A Place close to her heart
IT'S The Place that Kiralee Cramer Honor has known all her adult life after buying the Bourbong St salon as a teenager determined to own her own business.
Kiralee took over the salon, worked six days a week, built up her client base and ran The Place as a one-woman show for many years.
But a decade of hard work, a rotating staff of eight, a husband, a home and two kids later, she says she wouldn't change a thing as her salon celebrates its tenth anniversary this week.
"For the first two years (when I started) I was here on my own. I had no staff," Kiralee said.
"And each year we just got busier. But I was really excited about it. To tell you the truth, I loved working for myself.
"I always wanted my own business, so it was always going to happen and I really enjoyed it."
Kiralee said she knew from the start she wanted her salon to be more than a haircut or colour.
"I had worked for someone and I wanted to open up a boutique salon that more concentrated on the customers experience in the salon," she said.
"That's why we do head and hand massages and pampering; they have wine and things like that."

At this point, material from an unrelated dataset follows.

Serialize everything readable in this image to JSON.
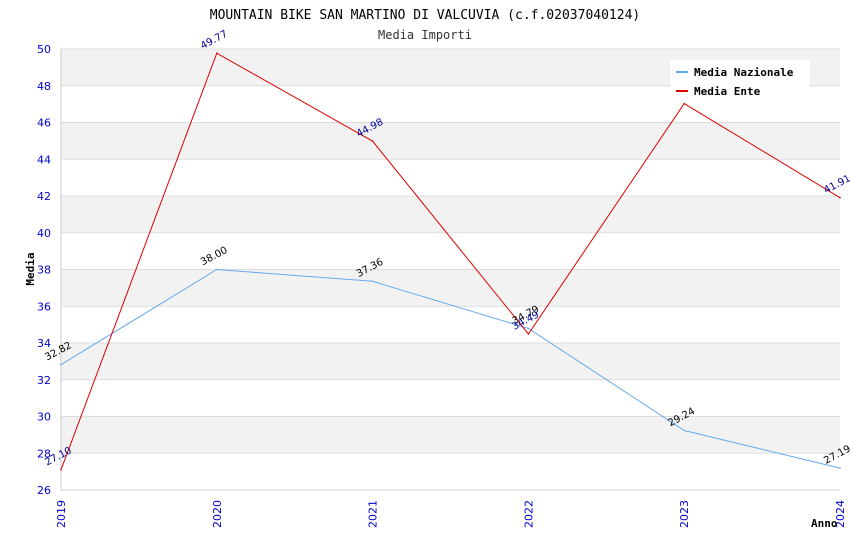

Kiralee said that important element of her salon came from her own experience at others.
"I'm a person that enjoys that. I love massages and things like that," she said.

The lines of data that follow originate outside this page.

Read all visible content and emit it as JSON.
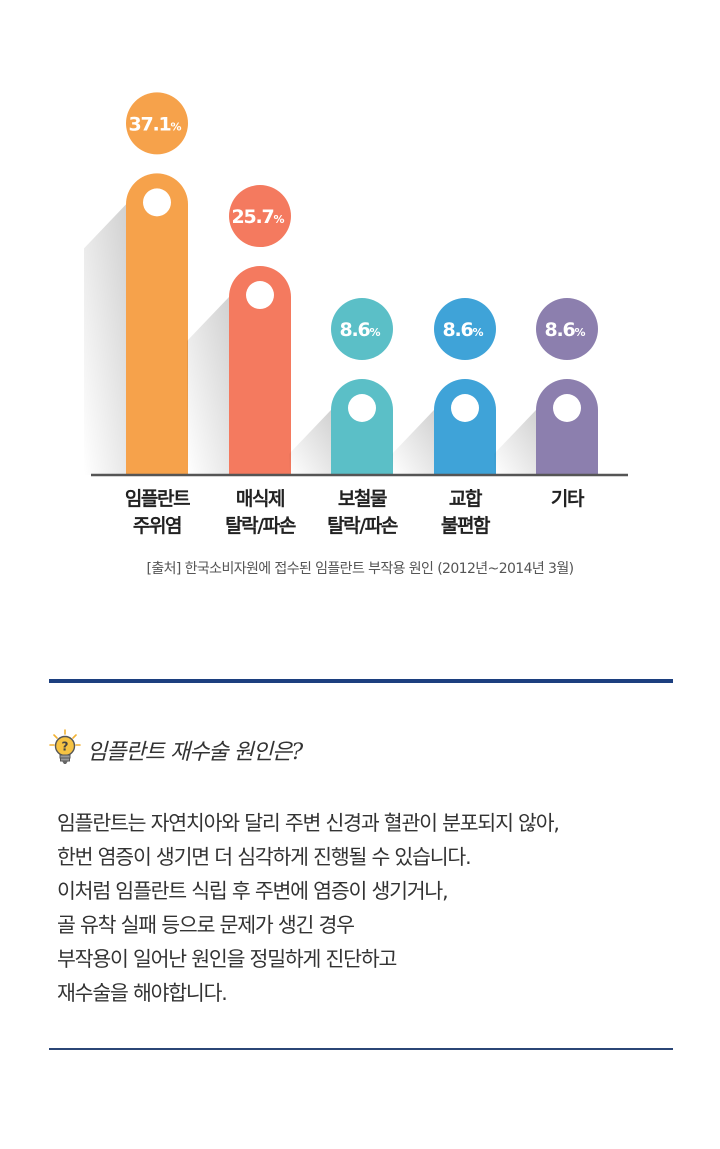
{
  "chart_data": {
    "type": "bar",
    "categories": [
      [
        "임플란트",
        "주위염"
      ],
      [
        "매식제",
        "탈락/파손"
      ],
      [
        "보철물",
        "탈락/파손"
      ],
      [
        "교합",
        "불편함"
      ],
      [
        "기타"
      ]
    ],
    "values": [
      37.1,
      25.7,
      8.6,
      8.6,
      8.6
    ],
    "unit": "%",
    "colors": [
      "#f6a24b",
      "#f47a5f",
      "#5bbfc7",
      "#3fa3d8",
      "#8c7fae"
    ],
    "source": "[출처] 한국소비자원에 접수된 임플란트 부작용 원인 (2012년~2014년 3월)"
  },
  "section": {
    "icon": "lightbulb-icon",
    "question": "임플란트 재수술 원인은?",
    "paragraph1": [
      "임플란트는 자연치아와 달리 주변 신경과 혈관이 분포되지 않아,",
      "한번 염증이 생기면 더 심각하게 진행될 수 있습니다."
    ],
    "paragraph2": [
      "이처럼 임플란트 식립 후 주변에 염증이 생기거나,",
      "골 유착 실패 등으로 문제가 생긴 경우",
      "부작용이 일어난 원인을 정밀하게 진단하고",
      "재수술을 해야합니다."
    ]
  }
}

"And people these days want to have an experience. It's not just about getting their hair done. It's all about the service on top of the hair. That has to be good."
Kiralee felt it was the added element that gave her salon an edge on its competitors.
"(And clients came from) word of mouth, even to this day, it's all word of mouth," she said.
"I always think if you do a great job, people will talk about it."
She said follow-up phones calls were another important element of her salon.
"When a client's in, we do a courtesy call the following week to see how their hair is.
"And that always gives you the opportunity to see if there is something they're not happy about and you can always fix the situation before you lose them."
That's because, Kiralee says, she is not only in business of hair but also the business of people.
"Small business is really hard. It's a lot of hard work and it's a lot of long hours," she said.
"And you're really dependent on your clientele, you're dependent on people supporting you and being loyal and staying with you.
"You've got to make sure you always give amazing service to keep them coming back to you."
But Kiralee said that wasn't something she'd had to worry about with some clients on her books for more than a decade.
"I've actually got clients I've had since I did my apprenticeship."